Cronaca
Giovedì 31 Agosto 2017
Spacciatori sempre più agguerriti
«Tecniche militari per incastrarli»
L’operazione nel Sondriese: i pusher locali alzano il tiro e mettono in campo una vera organizzazione. Oggi gli interrogatori degli arrestati finiti in carcere dopo il blitz messo a segno dai Carabinieri.
Dopo otto mesi di indagini, per le quali gli investigatori dell’Arma hanno dovuto utilizzare delle tecniche che fanno parte del repertorio militare, il quadro delle accuse è chiaro e dettagliato. Manca ancora la voce della difesa, o meglio delle difese. Gli indagati finiti in carcere per mano dei Carabinieri nella retata di lunedì mattina potranno raccontare la propria verità oggi, quando saranno sentiti dal giudice per le indagini preliminari Fabio Giorgi.
I cinque, assieme ad altre quattro persone, tutte colpite dalla misura degli arresti domiciliari, sono accusati di aver gestito per mesi un grosso giro di spaccio di cocaina, eroina e funghi allucinogeni nei boschi di Caiolo, Faedo e Postalesio. Il particolare dello spaccio nei boschi non è secondario e non va circoscritto a una semplice notazione di colore. Al contrario, sottolinea quella che il procuratore capo Claudio Gittardi ha definito una solida «professionalità a delinquere» da parte degli spacciatori finiti nella rete dei Carabinieri. L’operazione “Bad Runner” conclusasi con la retata di lunedì ha anche dimostrato il salto di qualità fatto dallo spaccio locale.

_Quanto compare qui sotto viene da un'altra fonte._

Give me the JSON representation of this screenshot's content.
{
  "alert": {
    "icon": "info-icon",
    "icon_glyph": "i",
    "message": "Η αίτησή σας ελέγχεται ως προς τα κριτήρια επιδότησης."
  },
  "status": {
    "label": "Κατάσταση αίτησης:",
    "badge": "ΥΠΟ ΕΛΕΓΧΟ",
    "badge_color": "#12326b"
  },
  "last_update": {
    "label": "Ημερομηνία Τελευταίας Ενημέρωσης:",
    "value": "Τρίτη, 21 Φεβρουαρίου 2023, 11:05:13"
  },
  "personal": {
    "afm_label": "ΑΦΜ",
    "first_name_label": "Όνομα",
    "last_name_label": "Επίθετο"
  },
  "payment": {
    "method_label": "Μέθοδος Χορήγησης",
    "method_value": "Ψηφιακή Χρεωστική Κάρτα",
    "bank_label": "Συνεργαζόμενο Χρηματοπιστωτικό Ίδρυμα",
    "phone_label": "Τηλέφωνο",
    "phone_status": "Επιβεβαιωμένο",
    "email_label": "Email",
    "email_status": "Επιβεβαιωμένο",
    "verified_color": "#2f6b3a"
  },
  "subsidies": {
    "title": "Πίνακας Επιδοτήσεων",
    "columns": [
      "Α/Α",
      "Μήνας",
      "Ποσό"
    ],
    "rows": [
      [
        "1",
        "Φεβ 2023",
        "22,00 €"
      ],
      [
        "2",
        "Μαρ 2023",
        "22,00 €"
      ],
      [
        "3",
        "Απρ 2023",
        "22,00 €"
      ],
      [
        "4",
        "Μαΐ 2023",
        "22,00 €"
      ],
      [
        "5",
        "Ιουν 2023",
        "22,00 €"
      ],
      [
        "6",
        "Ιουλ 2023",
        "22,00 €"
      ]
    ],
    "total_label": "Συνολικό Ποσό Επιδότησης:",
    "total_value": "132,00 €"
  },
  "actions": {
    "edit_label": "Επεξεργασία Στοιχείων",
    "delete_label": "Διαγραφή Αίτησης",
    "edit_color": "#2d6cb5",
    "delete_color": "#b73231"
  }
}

Da una serie di pusher-consumatori che agivano senza coordinarsi più di tanto tra loro si passa a una vera e propria organizzazione verticistica, con ruoli ben precisi e compiti definiti nel dettaglio. Con un’organizzazione così, la banda era in grado di fornire droga a un gran numero di consumatori. Sono 160 quelli identificati e arrivano da tutta la provincia. Si parla di oltre mille cessioni. L’insolito viavai non era sfuggito alle persone che vivono vicino ai boschi utilizzati come base operativa. Ed era partita la segnalazione ai Carabinieri. Da lì a prendere qualcuno sul fatto, ce ne passava eccome.
«Sembravano fantasmi - ha spiegato il maresciallo Raffaele Sicignano del Norm -. Vedevamo il flusso dei consumatori, ma appena si avvicinava qualcuno di sconosciuto, gli spacciatori sparivano. Per venirne a capo abbiamo dovuto utilizzare delle tecniche di tipo militare, raggiungendo i boschi all’alba, prima dell’arrivo degli indagati, e mimetizzandoci per non farci scoprire».
Soltanto così è stato possibile piazzare le telecamere nascoste, identificare i soggetti, metterne i telefoni sotto intercettazione e, alla fine, stringere il cerchio fino alla richiesta di ordinanza di custodia cautelare.